- Japanese arcade flyer
- Developer(s): Konami
- Publisher(s): Konami
- Platform(s): Arcade
- Release: 1988
- Genre(s): Sports
- Mode(s): Single-player, multiplayer

= Konami '88 =

1988 video game

Konami '88, released as '88 Games in North America and as Hyper Sports Special in Japan, is a 1988 Olympic-themed arcade sports video game developed and published by Konami. It is the third game in the Track & Field series by Konami, where players test their Olympic skills against other world-class athletes. As the title implies, it is loosely based on (but not licensed by) the 1988 Summer Olympics in Seoul, South Korea.

==Gameplay==
The objective of the game is to compete in a series of Olympic events and beat the other players. The player must achieve the gold medal in each event in order to qualify for the next or the game will end. The events are played in the following order:
- 100m Dash: Players race against other athletes as well as the clock. This is just a warm-up compared to the events to come.
- Long Jump: Players dash to the line, leaps, and propels his body as far as he is able. The player controls the speed and angle of the jump.
- 400m Relay (qualifying heat): Speed and timing are crucial in this event. Player must coordinate the baton hand-off perfectly for the best qualifying time.
- Skeet Shooting: Players can aim left and right at the clay pigeons and must prove that he is a sure shot. A chance for bonus points is given for excellent marksmanship.
- 110m Hurdles: Players sprint down the track, timing his jumps perfectly to clear all of the hurdles and reach the finish line in time.
- Archery: This is a trial of the player's proficiency in using a bow and arrow. The player can decide the direction and force of the wind, which will help in demonstrating his skill as a sharpshooter.
- Javelin: The player darts to the line and throws the javelin with all his might. The player controls the height of the javelin.
- High Jump: Another test of speed and strength as the player runs to the line and hurls his body over the bar. The player can control his angle above the bar.
- 400m Relay - The Final Race: The final test of physical training as the player faces the challenging relay again.

Title screen of Konami '88

===Tips===
- 100 Meter Dash: Both players finish at the same time = +3000 pts.
- Long Jump: Jumping a distance of 6.66 meters = +3000pts.
- 110 Meter Hurdles: Both players finish at the same time = +3000 pts.
- Javelin Throw:
- Skeet Shooting: Shooting every plate and a flying saucer will fly across the screen. A bird will appear and the player can shoot it twice and earn +5000 per hit.
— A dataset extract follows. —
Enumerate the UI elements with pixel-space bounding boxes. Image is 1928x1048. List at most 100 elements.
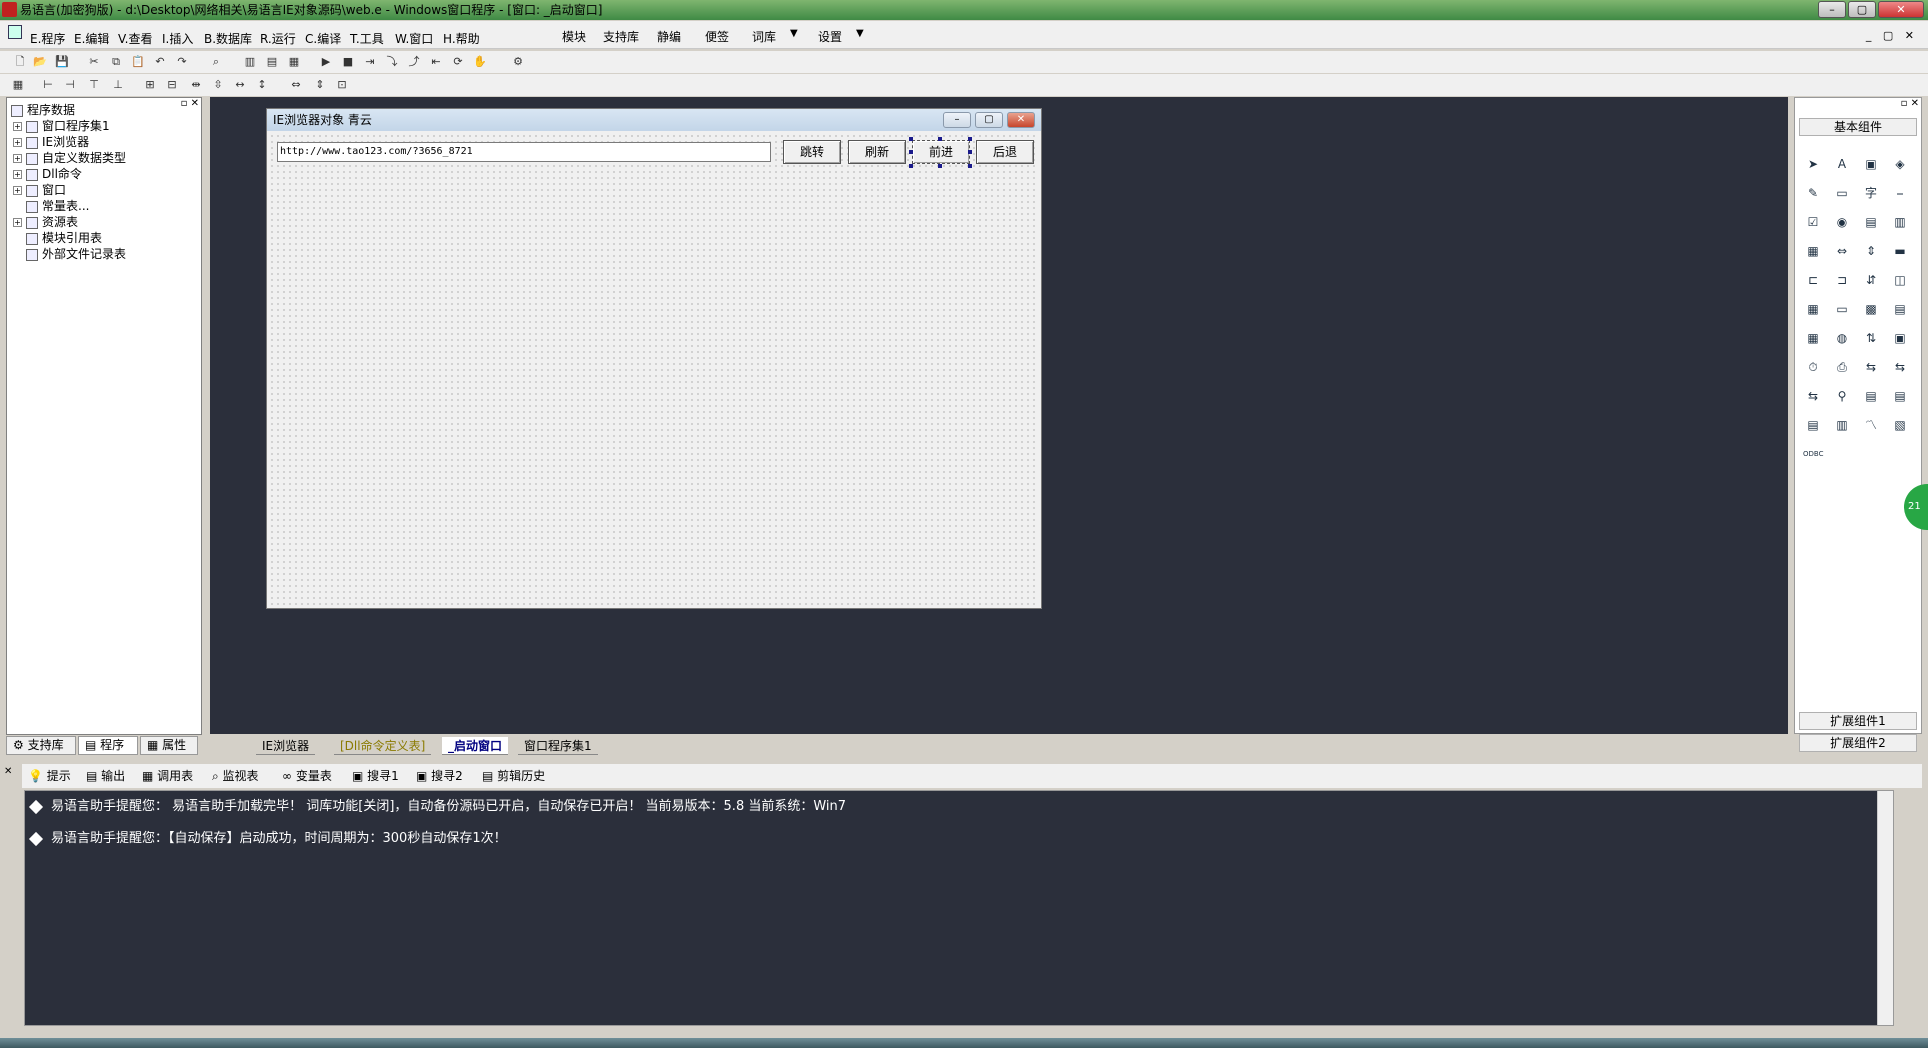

The player can achieve max score of 18200.
- Archery: Getting a bullseye on the last shot and unlocking a bonus shot at a cat with an apple on its head.
- High Jump: Making every jump without missing at all + 3000 pts.

== Reception ==
In Japan, Game Machine listed Konami '88 on their September 1, 1988 issue as being the twenty-second most-successful table arcade unit of the month.